Earlier in the day, as the outer bands of the hurricane approached Canada's eastern shore, Nova Scotia suffered storm surge, coastal flooding and heavy rain. High winds were blamed for sending a crane crashing atop a building in downtown Halifax in the afternoon.

The storm was forecast to pass over Newfoundland and Labrador on Sunday.

Before reaching Canada, however, Dorian moved over extreme southeastern Massachusetts and Maine in the U.S. 

Cape Hatteras

On Friday, Dorian made landfall over Cape Hatteras, North Carolina, after weakening into a Category 1 storm. It generated tornadoes, severe storm surges and flooding in coastal areas in North and South Carolina. 
 
After landfall, Dorian began moving out into the Atlantic Ocean and continued its trek up the U.S. Eastern Seaboard, the National Hurricane Center said in Miami. 
 
North Carolina Governor Roy Cooper said there was "significant concern about hundreds of people trapped on Ocracoke Island" in the Outer Banks region. 
 
Steve Harris, who has been on Ocracoke for most of the last 19 years, said, "We went from almost no water to 4 to 6 feet in a matter of minutes."  

A destroyed house is seen after Hurricane Dorian hit the Abaco Islands in Treasure Cay, Bahamas, Sept. 7, 2019.

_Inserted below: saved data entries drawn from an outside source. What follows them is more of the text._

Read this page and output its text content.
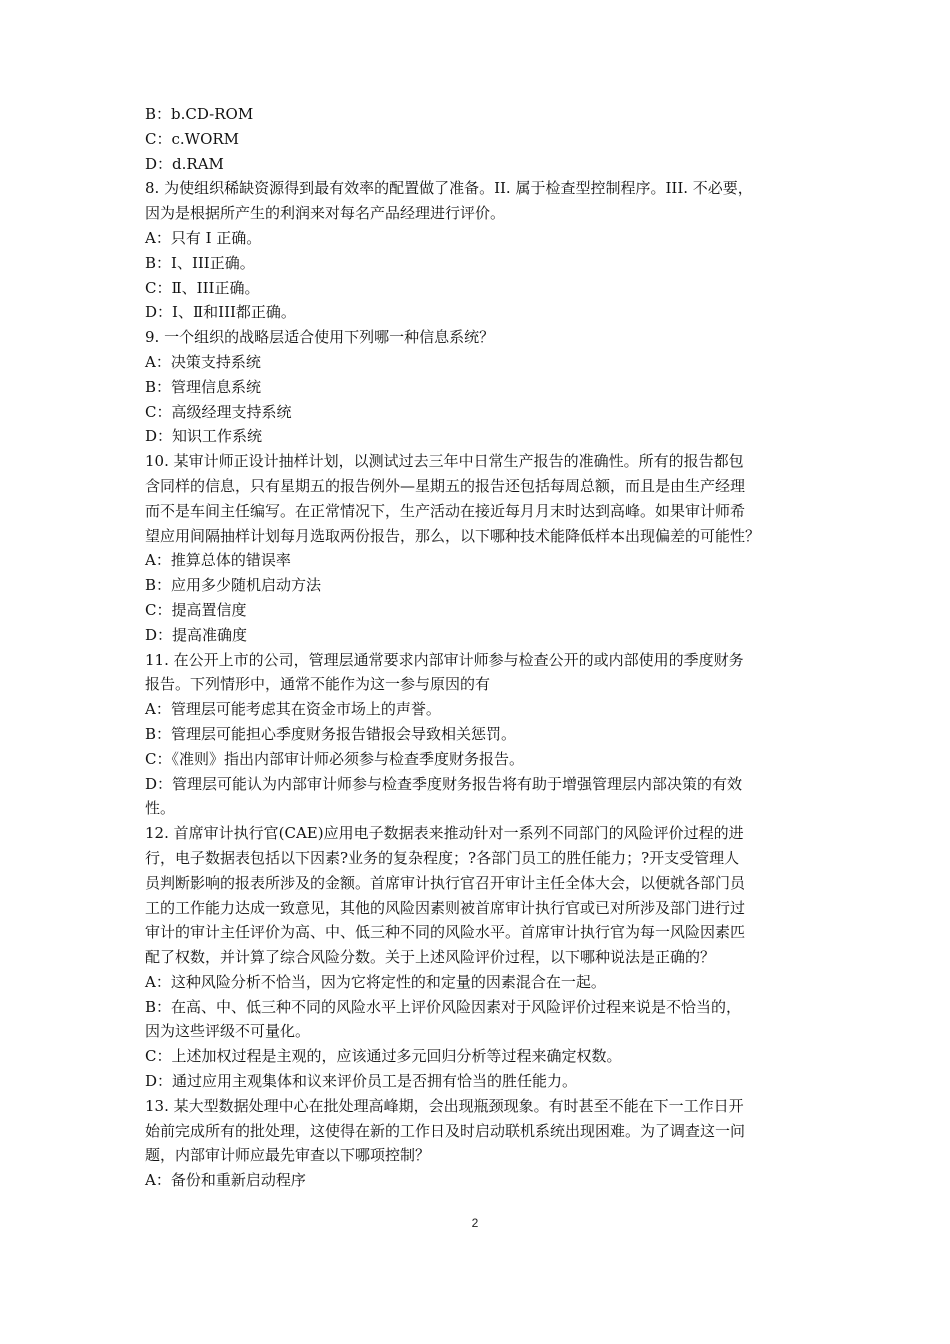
B：b.CD-ROM
C：c.WORM
D：d.RAM
8. 为使组织稀缺资源得到最有效率的配置做了准备。II. 属于检查型控制程序。III. 不必要，
因为是根据所产生的利润来对每名产品经理进行评价。
A：只有 I 正确。
B：I、III正确。
C：Ⅱ、III正确。
D：I、Ⅱ和III都正确。
9. 一个组织的战略层适合使用下列哪一种信息系统？
A：决策支持系统
B：管理信息系统
C：高级经理支持系统
D：知识工作系统
10. 某审计师正设计抽样计划，以测试过去三年中日常生产报告的准确性。所有的报告都包
含同样的信息，只有星期五的报告例外—星期五的报告还包括每周总额，而且是由生产经理
而不是车间主任编写。在正常情况下，生产活动在接近每月月末时达到高峰。如果审计师希
望应用间隔抽样计划每月选取两份报告，那么，以下哪种技术能降低样本出现偏差的可能性？
A：推算总体的错误率
B：应用多少随机启动方法
C：提高置信度
D：提高准确度
11. 在公开上市的公司，管理层通常要求内部审计师参与检查公开的或内部使用的季度财务
报告。下列情形中，通常不能作为这一参与原因的有
A：管理层可能考虑其在资金市场上的声誉。
B：管理层可能担心季度财务报告错报会导致相关惩罚。
C：《准则》指出内部审计师必须参与检查季度财务报告。
D：管理层可能认为内部审计师参与检查季度财务报告将有助于增强管理层内部决策的有效
性。
12. 首席审计执行官(CAE)应用电子数据表来推动针对一系列不同部门的风险评价过程的进
行，电子数据表包括以下因素?业务的复杂程度；?各部门员工的胜任能力；?开支受管理人
员判断影响的报表所涉及的金额。首席审计执行官召开审计主任全体大会，以便就各部门员
工的工作能力达成一致意见，其他的风险因素则被首席审计执行官或已对所涉及部门进行过
审计的审计主任评价为高、中、低三种不同的风险水平。首席审计执行官为每一风险因素匹
配了权数，并计算了综合风险分数。关于上述风险评价过程，以下哪种说法是正确的？
A：这种风险分析不恰当，因为它将定性的和定量的因素混合在一起。
B：在高、中、低三种不同的风险水平上评价风险因素对于风险评价过程来说是不恰当的，
因为这些评级不可量化。
C：上述加权过程是主观的，应该通过多元回归分析等过程来确定权数。
D：通过应用主观集体和议来评价员工是否拥有恰当的胜任能力。
13. 某大型数据处理中心在批处理高峰期，会出现瓶颈现象。有时甚至不能在下一工作日开
始前完成所有的批处理，这使得在新的工作日及时启动联机系统出现困难。为了调查这一问
题，内部审计师应最先审查以下哪项控制？
A：备份和重新启动程序
2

Before making landfall in the U.S., Dorian devastated the Bahamas, where thousands of people have begun the long, painful struggle to rebuild their lives following the onslaught of what was then an extremely powerful Category 5 storm.   
 
The death toll in the Bahamas was 43 but was expected to rise significantly. International search-and-rescue teams were looking for survivors. 

Relief efforts

The United States and other nations ramped up efforts to assist residents in the Bahamas. Six days after the hurricane hit the islands, an estimated 70,000 people were in need of immediate humanitarian relief, and Bahamian officials said hundreds if not thousands of people were still missing. 
 
The U.S. Coast Guard was working with the National Emergency Management Agency in the Bahamas and has rescued 295 people since Dorian hit, according to the U.S. Embassy in Nassau. 
 
British forces aboard the RFA Mounts Bay, which has a system to turn seawater into drinking water, were distributing clean water to Bahamas residents as well as hygiene kits and blankets. 
 
The U.N. World Food Program airlifted ready-to-eat meals, along with generators and satellite equipment, while the U.N. International Office on Migration said it was providing tarps to replace roofs stripped by the hurricane. 
 
An array of U.S. companies also joined the effort to provide relief to the Bahamas.